China’s president Xi Jinping, a day after being bestowed the authority as the Communist Party’s “core” leader, chaired a meeting of the party’s political bureau on economic matters, signalling the importance he’s placed on tackling the country’s runaway lending and asset prices.
Top of the agenda during the Friday meeting was the need to “curb asset bubbles and safeguard against economic and financial risks,” while stressing the need to adopt proactive fiscal policy and prudent monetary policy, according to China’s state media.
The timing and the agenda of the Politburo meeting were particularly significant, coming fresh on the heels of Xi’s elevation, said Minsheng Securities’ analyst Yan Qing.
“There are usually only three Politburo meetings on economic matters and policies every year, in April, late July and early December,” Yan said. To have Xi chair a meeting at this time has “special significance,” he said.

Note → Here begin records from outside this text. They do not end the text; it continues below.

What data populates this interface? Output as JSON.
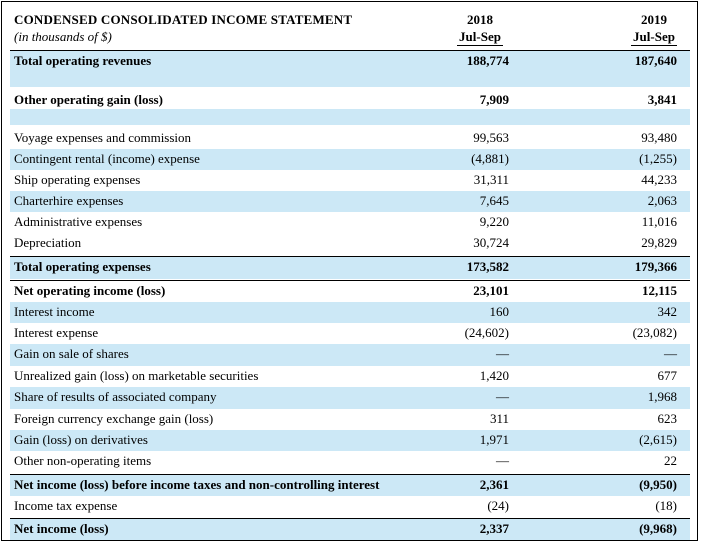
{
  "header": {
    "title": "CONDENSED CONSOLIDATED INCOME STATEMENT",
    "subtitle": "(in thousands of $)",
    "col1_year": "2018",
    "col1_period": "Jul-Sep",
    "col2_year": "2019",
    "col2_period": "Jul-Sep"
  },
  "rows": [
    {
      "label": "Total operating revenues",
      "v2018": "188,774",
      "v2019": "187,640"
    },
    {
      "label": "Other operating gain (loss)",
      "v2018": "7,909",
      "v2019": "3,841"
    },
    {
      "label": "Voyage expenses and commission",
      "v2018": "99,563",
      "v2019": "93,480"
    },
    {
      "label": "Contingent rental (income) expense",
      "v2018": "(4,881)",
      "v2019": "(1,255)"
    },
    {
      "label": "Ship operating expenses",
      "v2018": "31,311",
      "v2019": "44,233"
    },
    {
      "label": "Charterhire expenses",
      "v2018": "7,645",
      "v2019": "2,063"
    },
    {
      "label": "Administrative expenses",
      "v2018": "9,220",
      "v2019": "11,016"
    },
    {
      "label": "Depreciation",
      "v2018": "30,724",
      "v2019": "29,829"
    },
    {
      "label": "Total operating expenses",
      "v2018": "173,582",
      "v2019": "179,366"
    },
    {
      "label": "Net operating income (loss)",
      "v2018": "23,101",
      "v2019": "12,115"
    },
    {
      "label": "Interest income",
      "v2018": "160",
      "v2019": "342"
    },
    {
      "label": "Interest expense",
      "v2018": "(24,602)",
      "v2019": "(23,082)"
    },
    {
      "label": "Gain on sale of shares",
      "v2018": "—",
      "v2019": "—"
    },
    {
      "label": "Unrealized gain (loss) on marketable securities",
      "v2018": "1,420",
      "v2019": "677"
    },
    {
      "label": "Share of results of associated company",
      "v2018": "—",
      "v2019": "1,968"
    },
    {
      "label": "Foreign currency exchange gain (loss)",
      "v2018": "311",
      "v2019": "623"
    },
    {
      "label": "Gain (loss) on derivatives",
      "v2018": "1,971",
      "v2019": "(2,615)"
    },
    {
      "label": "Other non-operating items",
      "v2018": "—",
      "v2019": "22"
    },
    {
      "label": "Net income (loss) before income taxes and non-controlling interest",
      "v2018": "2,361",
      "v2019": "(9,950)"
    },
    {
      "label": "Income tax expense",
      "v2018": "(24)",
      "v2019": "(18)"
    },
    {
      "label": "Net income (loss)",
      "v2018": "2,337",
      "v2019": "(9,968)"
    }
  ]
}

The meeting has sent a “less dovish” signal to financial markets on curbing inflation, which “may help to explain the visible rise in interbank interest rate over the past 10 days,” Goldman Sachs wrote in a note on Sunday.
China’s benchmark seven-day repo rates rose to record 2.6624 per cent on Thursday, 4.73 basis points than the closing average in the previous week.
Property prices have been soaring among China’s biggest metropolitan areas, as easy loans by loosely regulated financial institutions have lured speculators to seek higher returns in fixed assets.
To curb asset inflation, the People’s Bank of China may set new rules to regulate the country’s wealth management products, which have been blamed for fueling runaway credits.
The central bank may instruct commercial banks to incorporate their off-balance-sheet wealth management products into the Macro Prudential Assessment (MPA) system, as a way to improve oversight of shadow lending, the Caixin financial website reported last week, citing sources at the central bank.
“We do not think this change in tone signals a dramatic change in policy stance. Concerns about a repeat of the 2013 liquidity crunch are certainly overdone because that was a one-off policy misfire, which we think is extremely unlikely to be repeated,” Goldman said in its research.
The government downplayed the country’s economic growth target, instead emphasising a programme to restructure the composition of the economy, forcing inefficient and unproductive industries to consolidate, Yan said, citing the wording of the post-meeting statement.
“The tone on fiscal and monetary policy stance is the same (with the July meeting). As these have remained unchanged for years despite significant changes in actual policy stances, we think the lack of change ought not be taken as a signal that policy stance will not change,” the research note said.
“However, should the tone change at some point, we think it could prove relevant and might well indicate a fundamental shift in policy stance,” it added.